Continué viendo un tiempo más a la abuela después de semejante locura, pero decidí nunca hablarle a nadie más de ello.  Era demasiado peligroso, además, me causaba terror enterarme de que al final de cuentas no era la abuela Carmen quien me visitaba sino un demonio cualquiera, uno de tantos que rondan a los niños según el sacerdote.  De manera pues que me negué a verla; cerraba los ojos cuando me la encontraba en la calle y permanecía en mi cama en las noches, durante las lecciones de piano, hasta que finalmente desapareció para siempre de mi vida, y nunca pude saber lo que quiso enseñarme con sus lecciones de música o su constante presencia, excepto tal vez aquello que aprendes por tu propia cuenta al enterarte de lo descreídos y temerosos que son los adultos, su falta de fe y fantasía en un mundo donde la realidad es tan brutal como la peor de las pesadillas.

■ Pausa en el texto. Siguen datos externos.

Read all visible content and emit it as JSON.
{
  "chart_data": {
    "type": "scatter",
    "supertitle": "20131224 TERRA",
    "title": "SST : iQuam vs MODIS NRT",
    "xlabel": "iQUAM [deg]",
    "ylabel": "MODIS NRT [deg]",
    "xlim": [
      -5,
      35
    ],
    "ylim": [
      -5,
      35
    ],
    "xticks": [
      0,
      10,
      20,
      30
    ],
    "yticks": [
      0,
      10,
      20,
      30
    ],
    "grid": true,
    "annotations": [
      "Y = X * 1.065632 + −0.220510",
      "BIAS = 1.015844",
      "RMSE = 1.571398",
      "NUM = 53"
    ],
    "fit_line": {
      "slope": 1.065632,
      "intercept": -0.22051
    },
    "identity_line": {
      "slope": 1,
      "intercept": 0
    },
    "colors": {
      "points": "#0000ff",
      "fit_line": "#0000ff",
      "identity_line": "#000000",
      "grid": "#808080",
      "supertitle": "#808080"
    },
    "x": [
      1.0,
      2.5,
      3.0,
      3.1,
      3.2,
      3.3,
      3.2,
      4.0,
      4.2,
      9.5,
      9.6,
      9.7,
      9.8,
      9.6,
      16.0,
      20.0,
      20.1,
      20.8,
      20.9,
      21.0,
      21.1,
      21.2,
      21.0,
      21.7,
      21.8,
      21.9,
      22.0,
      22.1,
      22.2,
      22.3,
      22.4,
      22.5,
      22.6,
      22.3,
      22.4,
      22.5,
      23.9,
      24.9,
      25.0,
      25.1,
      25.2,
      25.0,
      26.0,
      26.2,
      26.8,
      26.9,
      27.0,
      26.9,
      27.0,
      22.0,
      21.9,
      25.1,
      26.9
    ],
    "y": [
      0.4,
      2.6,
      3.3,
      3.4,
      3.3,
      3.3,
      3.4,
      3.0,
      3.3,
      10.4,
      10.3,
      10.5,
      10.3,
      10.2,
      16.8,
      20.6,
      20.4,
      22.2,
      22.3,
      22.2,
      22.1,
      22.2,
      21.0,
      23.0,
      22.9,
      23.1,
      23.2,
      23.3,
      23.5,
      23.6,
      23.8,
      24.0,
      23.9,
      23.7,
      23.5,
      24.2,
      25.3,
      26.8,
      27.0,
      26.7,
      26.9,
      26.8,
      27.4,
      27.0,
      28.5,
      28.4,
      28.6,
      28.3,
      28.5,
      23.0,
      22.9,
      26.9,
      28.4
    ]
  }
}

Tal vez algún día recupere lo que sea que perdí en los años de infancia, la ingenuidad y la capacidad para asombrarme de todo lo que me rodeaba, el don de soñar despierto y sobre todo, a la abuela Carmen, desaparecida hace tanto tiempo que ya ni recuerdo nada de ella a excepción de la sensación de su piel en mis manos y las miles de arrugas apretujadas en su rostro pálido y severo.  Creo que hoy en día no me reconocería.  He cambiado demasiado.